Robert Schumann: Symphony No. 3 (“Rhenish”)

Among the most characteristic of Romantic-era composers, Robert Schumann possessed a deep connection to the natural world. His Symphony No. 3 bears the popular subtitle “Rhenish,” referring to the Rhine river of Germany, and multiple commentators have drawn a link between this work and Beethoven’s Symphony No. 6, the so-called “Pastoral.”

If nothing else, such comparisons testify to the reality that few composers create in a vacuum, seldom ignorant of who and what preceded them. At the time he wrote the “Rhenish” (1851), Schumann would have been aware not only of Beethoven’s example, but of works by Schubert, Mendelssohn, and perhaps the most extreme example, Berlioz. The five movements of the “Rhenish” Symphony harken back, in a sense, to the five movements of the Beethoven’s “Pastoral.” And while not programmatic on the order of Berlioz’s “Symphonie fantastique” (written an astonishing two decades earlier), a listener gets the definite impression that Schumann, thematically, is seeking to evoke something extra-musical.

Schumann was not a conspicuously gifted symphonist. He was far more persuasive, both expressively and technically, writing for solo piano and chamber ensemble.

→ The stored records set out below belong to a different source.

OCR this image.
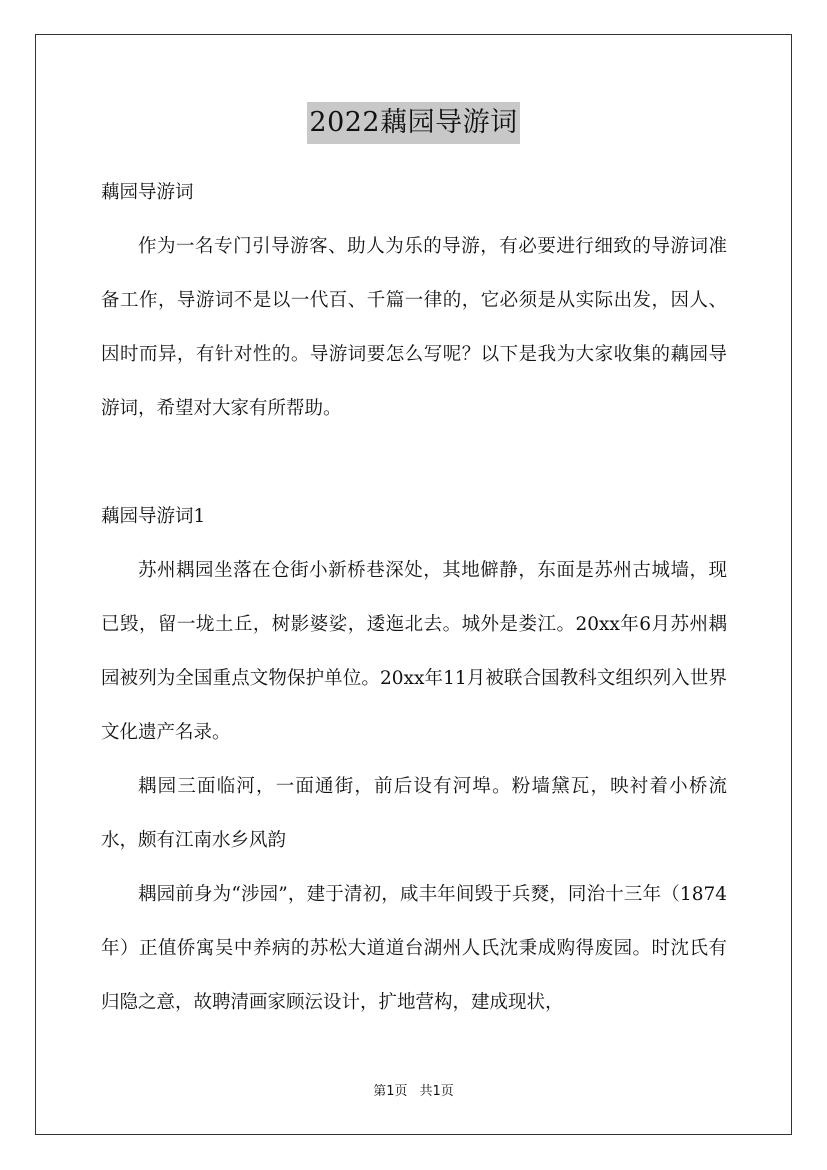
2022藕园导游词

藕园导游词

作为一名专门引导游客、助人为乐的导游，有必要进行细致的导游词准备工作，导游词不是以一代百、千篇一律的，它必须是从实际出发，因人、因时而异，有针对性的。导游词要怎么写呢？以下是我为大家收集的藕园导游词，希望对大家有所帮助。

藕园导游词1

苏州耦园坐落在仓街小新桥巷深处，其地僻静，东面是苏州古城墙，现已毁，留一垅土丘，树影婆娑，逶迤北去。城外是娄江。20xx年6月苏州耦园被列为全国重点文物保护单位。20xx年11月被联合国教科文组织列入世界文化遗产名录。

耦园三面临河，一面通街，前后设有河埠。粉墙黛瓦，映衬着小桥流水，颇有江南水乡风韵

耦园前身为“涉园”，建于清初，咸丰年间毁于兵燹，同治十三年（1874年）正值侨寓吴中养病的苏松大道道台湖州人氏沈秉成购得废园。时沈氏有归隐之意，故聘清画家顾沄设计，扩地营构，建成现状，

第1页 共1页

His symphonies have been faulted for their imperfect instrumentation, and any number of conductors (Leonard Bernstein, for instance) have sought to “improve” the composer’s original scorings, particularly in the winds. It’s an open question as to whether these tinkerings argue in favor of Schumann or against him. Happily, works like the “Rhenish” are successful enough to make the case that they deserve to be heard — imperfectly perfect as they may be.